Okay. And can you guys help us get some color around how much you guys have historically exported out of Central App on the steam side, I mean, if you have, I know that you guys did 13 million tons at the Central App you had couple million in the met, you guys export from the steam perspective, 200,000 tons, 500,000 tons and where do you guys seem you can, what do you guys think you can do in a way?

Steven F. Leer - Chairman and Chief Executive Officer

You know, really historically we haven’t exported much steam coal. We exported a couple 100,000 tons of PRB coal to Spain over the last five years, but it’s probably been 10 years or so since we are really exporting meaningful steam of the East coast. In terms of what we can do next year, I think there again it depends on the price and what we are seeing domestically versus internationally, so it will be market driven but we’ve done some prompt steam business and we are very pleased with and that materialize in this interim agreements, the attractive prices and we would be very happy with that.

Unidentified Analyst

Okay, thanks a lot.

Operator

And we now go to Justin Fisher with Goldman Sachs.

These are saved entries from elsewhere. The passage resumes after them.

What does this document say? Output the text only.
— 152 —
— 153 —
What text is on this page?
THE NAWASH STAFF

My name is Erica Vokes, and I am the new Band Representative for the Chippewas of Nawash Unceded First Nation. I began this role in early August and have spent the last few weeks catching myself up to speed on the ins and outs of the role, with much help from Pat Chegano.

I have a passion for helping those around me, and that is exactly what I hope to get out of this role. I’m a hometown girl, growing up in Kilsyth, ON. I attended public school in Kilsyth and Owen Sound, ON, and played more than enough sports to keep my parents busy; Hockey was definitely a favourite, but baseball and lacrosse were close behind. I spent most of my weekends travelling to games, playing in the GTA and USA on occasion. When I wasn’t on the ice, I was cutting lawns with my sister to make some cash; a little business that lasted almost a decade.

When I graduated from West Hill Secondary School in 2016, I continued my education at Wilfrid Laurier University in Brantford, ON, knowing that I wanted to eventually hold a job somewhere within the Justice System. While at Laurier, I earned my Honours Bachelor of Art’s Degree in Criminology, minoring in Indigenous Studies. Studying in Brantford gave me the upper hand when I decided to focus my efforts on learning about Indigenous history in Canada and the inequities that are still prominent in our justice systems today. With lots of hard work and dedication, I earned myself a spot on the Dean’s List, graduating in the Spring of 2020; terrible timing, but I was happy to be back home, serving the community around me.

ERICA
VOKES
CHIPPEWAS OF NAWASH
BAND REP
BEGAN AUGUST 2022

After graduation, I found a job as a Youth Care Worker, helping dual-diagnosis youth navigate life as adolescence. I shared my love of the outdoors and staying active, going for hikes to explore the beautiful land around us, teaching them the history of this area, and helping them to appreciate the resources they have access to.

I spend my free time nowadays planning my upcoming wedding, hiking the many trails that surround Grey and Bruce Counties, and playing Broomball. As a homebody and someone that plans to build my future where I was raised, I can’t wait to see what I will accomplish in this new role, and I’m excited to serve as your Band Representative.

Justin Fisher - Goldman Sachs

Good morning.

Steven F. Leer - Chairman and Chief Executive Officer

Good morning, Justin.

Justin Fisher - Goldman Sachs

The first question that I have is just about your exports again on the Central App next year you said that about a proportionate ratio of the 45 million, 45 to 55 million unpriced funds is in Central App, so I am guessing that’s the kind of 4 to 5… 4.5 million tons to 5.5 million tons of Central App is unpriced, is that all kind of amount rolls that basically what your potential for exporters, if you export it all at the Central App next year?

John W. Eaves - President and Chief Operating Officer

Well, I mean treat our Eastern properties as kind of portfolio products, so we don’t really go to one operations, but I will tell you since Mountain Laurel fairly new you can assume that large portion of that’s uncommitted and we are in, pretty serious negotiations right now for metallurgical and PCI agreements out of that operation.

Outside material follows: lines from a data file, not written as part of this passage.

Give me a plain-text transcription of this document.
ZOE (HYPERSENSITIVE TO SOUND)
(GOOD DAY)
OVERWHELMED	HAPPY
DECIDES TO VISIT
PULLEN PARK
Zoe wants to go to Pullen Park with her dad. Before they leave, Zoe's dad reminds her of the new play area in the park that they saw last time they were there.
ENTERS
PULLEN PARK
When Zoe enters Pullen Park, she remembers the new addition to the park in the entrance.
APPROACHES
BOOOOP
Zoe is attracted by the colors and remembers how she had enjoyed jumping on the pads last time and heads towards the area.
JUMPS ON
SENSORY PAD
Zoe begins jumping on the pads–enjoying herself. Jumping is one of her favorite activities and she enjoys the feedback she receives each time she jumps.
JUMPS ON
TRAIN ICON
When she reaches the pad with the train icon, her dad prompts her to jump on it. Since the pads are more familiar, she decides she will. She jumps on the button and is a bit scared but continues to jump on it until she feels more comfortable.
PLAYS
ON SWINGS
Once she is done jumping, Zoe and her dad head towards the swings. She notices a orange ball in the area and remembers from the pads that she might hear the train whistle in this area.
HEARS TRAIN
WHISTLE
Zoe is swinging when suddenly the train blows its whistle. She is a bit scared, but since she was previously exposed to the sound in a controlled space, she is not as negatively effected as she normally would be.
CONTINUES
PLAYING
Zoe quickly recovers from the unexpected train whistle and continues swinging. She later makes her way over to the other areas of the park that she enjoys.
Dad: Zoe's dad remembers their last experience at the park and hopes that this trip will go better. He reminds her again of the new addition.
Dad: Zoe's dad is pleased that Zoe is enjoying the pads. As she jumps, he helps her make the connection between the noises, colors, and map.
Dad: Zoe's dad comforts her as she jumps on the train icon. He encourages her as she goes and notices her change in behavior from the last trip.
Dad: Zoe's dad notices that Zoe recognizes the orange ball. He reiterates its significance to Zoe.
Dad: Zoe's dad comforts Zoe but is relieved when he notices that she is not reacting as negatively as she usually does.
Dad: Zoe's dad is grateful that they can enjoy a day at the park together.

Justin Fisher - Goldman Sachs

And so that’s pretty much where your ability to take advantage of the international markets is coming from?

John W. Eaves - President and Chief Operating Officer

You know, I mean, there again, I mean, we have the flexibility to move things around from mine-to-mine but certainly Mountain Laurel would be cost structure has an ability go steam on met it’s an attractive source for European buyers.

Justin Fisher - Goldman Sachs

And so then I guess to extend this notion to the bottom market, its interesting because on the one end we are hearing a lot of companies say that they want to take advantage of the export market but I think you guys are unique and that you have this big Mountain Laurel complex that’s coming in a mine but most of the other larger U.S. players have either paid back some of their expansion plans and they are mostly committed on the Central App site for next year. So I am wondering as far as the argument that exports will help tighten up the U.S. coal supply. Do you think that there is much capacity for that to happen with other companies given the most of their existing production is committed and the fact they appeared their expansion plans?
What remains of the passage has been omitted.